I used old-fashioned rolled oats because I like their texture the best. This would also work great with steel cut oats, but they do take longer to cook. Quick oats would also work, but they don’t have much texture. My muffin tin has 12 cups and each one holds 1/3 cup, so I estimated I’d need 4 servings of oatmeal. That’s 2 cups of oats, 3.5 cups of water, and 1/2 tsp of salt. Be sure to follow the directions on your package. They may differ slightly depending on which type of oats you have.

I cooked the oats according to the directions (only takes about 5 minutes), then added 3 Tbsp of brown sugar and 1/2 tsp of cinnamon. You can adjust this to your liking.
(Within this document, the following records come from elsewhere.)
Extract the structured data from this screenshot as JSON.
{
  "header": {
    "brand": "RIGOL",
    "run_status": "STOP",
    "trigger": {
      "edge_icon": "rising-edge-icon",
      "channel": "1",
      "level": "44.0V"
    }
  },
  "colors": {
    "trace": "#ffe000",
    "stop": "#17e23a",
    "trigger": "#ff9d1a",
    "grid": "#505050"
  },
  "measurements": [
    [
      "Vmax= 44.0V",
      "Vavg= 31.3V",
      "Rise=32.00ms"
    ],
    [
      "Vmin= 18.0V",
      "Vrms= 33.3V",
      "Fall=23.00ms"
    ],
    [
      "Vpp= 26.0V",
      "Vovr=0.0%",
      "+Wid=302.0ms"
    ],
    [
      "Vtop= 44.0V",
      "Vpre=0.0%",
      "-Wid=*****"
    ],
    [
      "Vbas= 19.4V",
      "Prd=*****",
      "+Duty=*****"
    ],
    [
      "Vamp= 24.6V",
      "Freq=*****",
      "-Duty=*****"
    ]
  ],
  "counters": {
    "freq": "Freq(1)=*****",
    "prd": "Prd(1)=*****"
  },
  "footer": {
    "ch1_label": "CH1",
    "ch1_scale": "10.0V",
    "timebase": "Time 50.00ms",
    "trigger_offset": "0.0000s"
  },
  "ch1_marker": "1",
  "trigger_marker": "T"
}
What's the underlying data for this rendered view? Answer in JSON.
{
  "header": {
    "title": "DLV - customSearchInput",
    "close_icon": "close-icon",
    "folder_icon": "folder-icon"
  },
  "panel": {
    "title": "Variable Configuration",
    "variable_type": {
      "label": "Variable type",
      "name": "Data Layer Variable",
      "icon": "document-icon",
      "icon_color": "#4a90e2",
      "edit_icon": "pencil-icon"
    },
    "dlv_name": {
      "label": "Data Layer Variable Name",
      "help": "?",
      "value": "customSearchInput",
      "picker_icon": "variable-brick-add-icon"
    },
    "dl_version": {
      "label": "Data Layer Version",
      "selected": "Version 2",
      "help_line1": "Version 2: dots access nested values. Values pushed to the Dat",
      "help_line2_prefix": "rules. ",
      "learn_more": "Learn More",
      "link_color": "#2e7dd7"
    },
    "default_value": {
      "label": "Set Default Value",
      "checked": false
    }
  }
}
I don’t like my oats super sweet, so I didn’t add much sugar.

There’s no point to this picture except to say that these oats look so freaking delicious! I love oats.

I had already measured the cups of the muffin tin with water, so I knew they would hold 1/3 cup of cooked oats. This filled 10 of the cups, or five servings of two pucks. You may want to coat the muffin tin with non-stick spray, butter, or coconut oil to help them slip out after they are frozen.

Next, add your toppings and press them down into the oatmeal so that it grabs and holds onto them once frozen.

You’ll get less icicles if you cool them in the refrigerator before transferring them to the freezer, although it isn’t 100% necessary. Let them freeze until stiff, then pop them out (a butter knife helps) and transfer them to a heavy duty zip top freezer bag.

Label the bag and keep it in the freezer. When you want to eat your oats, just pop a couple pucks in a bowl and microwave on high until they’re heated through. You’ll want to stir every now and then to make sure it heats evenly. Also, a splash of milk helps keep them moist as they heat.

Oatmeal isn’t hard and usually doesn’t take a lot of time in the morning, but on those rare mornings when I’m so tired that I can’t see straight, this type of thing is a life saver. It’s already seasoned, and I don’t have to go fishing through my pantry for the toppings. It’s just ready to heat and eat!